The dancing violinist broke new ground with her one-of-a-kind VR performance.
Last month acclaimed electronic violinist, dancer, and singer-songwriter Lindsey Stirling performed a one-of-a-kind VR performance for a live crowd of 400,000 viewers scattered all across the globe.
Hosted by online music platform Wave, Stirlings 1 ½ hour performance featured a stunning combination of live music and choreographed dancing as the singer-songwriter performed a variety of tracks from her fifth and latest album, Artemis. Stepping into the role of Artemis, goddess of the moon and the main protagonist of the album, Stirling used an XSens 3D motion capture suit and Manus VR Gloves to capture all of her movements and dance routines and translate them into VR in real-time, delivering a jaw-dropping sense of presence while in VR.
“Yeah that’s me, that’s how I move!” Stirling said about the performance in an official recap video. “That is me performing and I got to experience it with people around the world. To feel their energy even from a virtual screen was very cool.”
“It was just really fun to bring this world to life with ideas and things that could never happen in a practical real show.”
Using the power of the Wave platform, Stirling’s incredible performance was accompanied by an equally-compelling visual backdrop, one that ebbed and flowed in-tandem with Stirlings music and movements.
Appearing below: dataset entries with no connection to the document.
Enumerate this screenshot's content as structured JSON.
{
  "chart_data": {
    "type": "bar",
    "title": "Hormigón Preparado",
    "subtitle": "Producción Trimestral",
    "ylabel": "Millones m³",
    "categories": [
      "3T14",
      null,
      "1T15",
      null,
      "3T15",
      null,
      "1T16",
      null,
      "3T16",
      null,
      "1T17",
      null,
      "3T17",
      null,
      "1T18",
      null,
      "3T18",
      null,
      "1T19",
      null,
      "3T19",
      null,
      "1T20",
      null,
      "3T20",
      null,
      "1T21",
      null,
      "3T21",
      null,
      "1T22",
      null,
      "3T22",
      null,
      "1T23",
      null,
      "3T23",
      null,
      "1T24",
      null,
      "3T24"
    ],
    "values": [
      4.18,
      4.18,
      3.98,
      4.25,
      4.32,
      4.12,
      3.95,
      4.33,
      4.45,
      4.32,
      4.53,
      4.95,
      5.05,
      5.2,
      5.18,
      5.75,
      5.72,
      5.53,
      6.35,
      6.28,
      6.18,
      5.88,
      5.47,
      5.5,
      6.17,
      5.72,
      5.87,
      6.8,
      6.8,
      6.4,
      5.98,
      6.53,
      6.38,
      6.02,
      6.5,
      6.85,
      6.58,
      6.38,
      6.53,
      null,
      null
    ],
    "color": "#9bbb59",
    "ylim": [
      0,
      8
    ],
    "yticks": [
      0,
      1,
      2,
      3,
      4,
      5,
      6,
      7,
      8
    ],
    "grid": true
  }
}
Throughout the show the VR world would change drastically, dropping Stirling and her fans in futuristic cyberpunk cities, serene cave systems, and a slew of other abstract locations, each of which responding to Stirling’s every action.
As previously stated, fans could watch the performance in a variety of formats. Those watching live from Facebook, Twitch, and YouTube enjoyed a standard 2D experience featuring several different camera angles, or in VR using a SteamVR or Oculus-compatible headset. Those who were in headsets appeared as in-game avatars lining the “stage” in front of Stirling or as tiny stars floating just above the action. Fans could even ask questions during the performance by typing out messages that would then appear above their avatars.
While the Wave platform has featured performances from major musical acts in the past, Stirling’s has been the most physical by far. Whereas previous artists remained stationary behind DJ booths, Stirling’s show featured live instrumentals as well as a heavy amount of live dancing. As Wave continues to expand its platform, it’ll be interesting to see what other types of musical acts eventually make their way to VR.